About 30 years ago, Abagnale posed as a Pan Am pilot under two aliases for five years to get free flights and hotel rooms and to cover a trail of bogus checks. He outlined in his book how to get a uniform, make an airline employee identification badge and FAA license, and "deadhead," or get a free flight.

"Nothing's really changed," said Abagnale. "People say, 'You'd never get away with it today.' I tell them I could get a uniform, go down to the operations office and get a [deadhead] slip and get on the plane."

Pilots and aviation experts say it is rare that someone slips through security and gains access to the cockpit, as it is believed Shykind did.

"But doesn't it confirm what we've always known?" asks Arthur Wolk, a Philadelphia lawyer, jet pilot and aviation crash investigator. "There's no stopping someone when they have the interest and savvy to do something that's risky."

Like Abagnale, Shykind was well-versed in commercial aviation and looked the part of a commercial pilot, the alleged victims told prosecutors.

And like Abagnale, he is accused of using flight attendants as resources and cover -- in Shykind's case, his wife, Heidi Shykind, a former flight attendant for American Airlines, and her best friend, one of his accusers.

Heidi Shykind also has been charged with theft and is awaiting trial.

Court documents say Shykind had two United Airlines uniforms, personalized United checks and engraved United ID tags in his apartment when he was arrested in December.

Abagnale and uniform suppliers say it's not hard to look the part of a commercial airline captain.

"A pilot's uniform?
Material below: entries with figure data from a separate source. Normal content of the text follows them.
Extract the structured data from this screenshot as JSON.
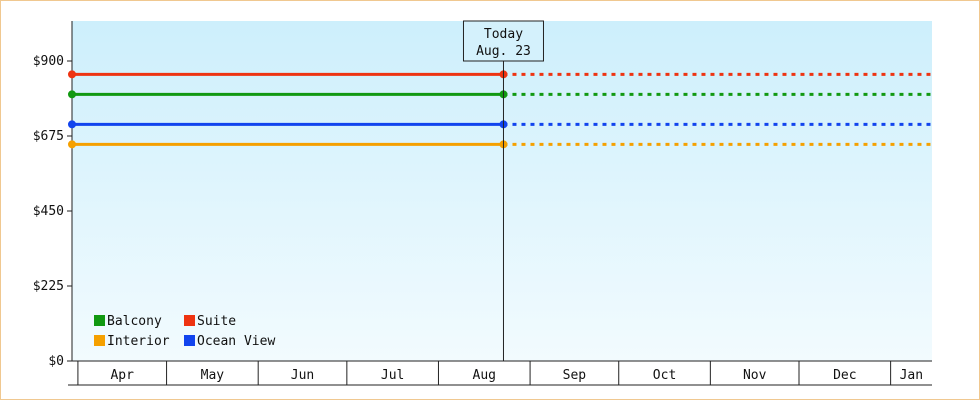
{
  "chart_data": {
    "type": "line",
    "title": "",
    "xlabel": "",
    "ylabel": "",
    "categories": [
      "Apr",
      "May",
      "Jun",
      "Jul",
      "Aug",
      "Sep",
      "Oct",
      "Nov",
      "Dec",
      "Jan"
    ],
    "x_range": [
      "2023-03-30",
      "2024-01-15"
    ],
    "ylim": [
      0,
      1020
    ],
    "y_ticks": [
      0,
      225,
      450,
      675,
      900
    ],
    "y_tick_labels": [
      "$0",
      "$225",
      "$450",
      "$675",
      "$900"
    ],
    "today_marker": {
      "date": "2023-08-23",
      "label_line1": "Today",
      "label_line2": "Aug. 23"
    },
    "series": [
      {
        "name": "Suite",
        "color": "#ee3311",
        "value": 860,
        "start": "2023-03-30",
        "today": "2023-08-23",
        "end": "2024-01-15"
      },
      {
        "name": "Balcony",
        "color": "#119911",
        "value": 800,
        "start": "2023-03-30",
        "today": "2023-08-23",
        "end": "2024-01-15"
      },
      {
        "name": "Ocean View",
        "color": "#1144ee",
        "value": 710,
        "start": "2023-03-30",
        "today": "2023-08-23",
        "end": "2024-01-15"
      },
      {
        "name": "Interior",
        "color": "#f5a000",
        "value": 650,
        "start": "2023-03-30",
        "today": "2023-08-23",
        "end": "2024-01-15"
      }
    ],
    "legend": {
      "placement": "bottom-left",
      "order": [
        "Balcony",
        "Suite",
        "Interior",
        "Ocean View"
      ]
    },
    "background_gradient": [
      "#cdeffc",
      "#f2fbfe"
    ],
    "grid": false
  }
}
I could get you a pilot's uniform," said Jane Frenkil of Washington Uniform Co. "You come in and say, 'I want four gold stripes, scrambled eggs on the cap, epaulets.'

"I could get pilot's wings, too, a sample from a supplier. I wouldn't think twice about it," she said.

Preston Grier of Howard Uniform Co. in Baltimore said it might be easier. "You don't even have to buy it. You could make it or get it at a flea market from a retired pilot," Grier said.

As for employee identification, Abagnale said his crude technique of putting model airplane decals on a generic ID card has been made obsolete by personal computers, color scanners and laser printers.

Obtaining IDs

Jeff Jacobson, who heads Identicom Technologies Inc., a Gaithersburg company that produces federal employee ID cards, said a fake doesn't have to be very good.

"It's very easy if you have a uniform, too. The ID doesn't have to be perfect," said Jacobson. "It becomes part of a package.

"It's easy to make and distribute an ID. But a company has to check them, that's the whole integrity of the program," Jacobson said.

Abagnale said Shykind apparently employed a safeguard he used: Avoid the airline you purport to fly for.

"No. 1, no one is going to know [the ID] exactly. No. 2, they're not going to ask you if you know anybody. No. 3, you don't know their procedures so they're not going to ask you to fly the plane," he said.

Shykind's accusers included two American Airlines pilots, one American Eagle pilot and the American flight attendant.

Court documents say Shykind told investors he was running a currency-exchange business at the Guatemala City National Airport, and he needed start-up money from them.

Shykind's accusers wrote checks for $700 to $5,000, and all but one never saw a return, court documents say.

Abagnale said he can guess what the participants might have been thinking: "People saw the uniform and thought, 'He's making six figures, why would he try to cheat me out of $5,000?' " he said.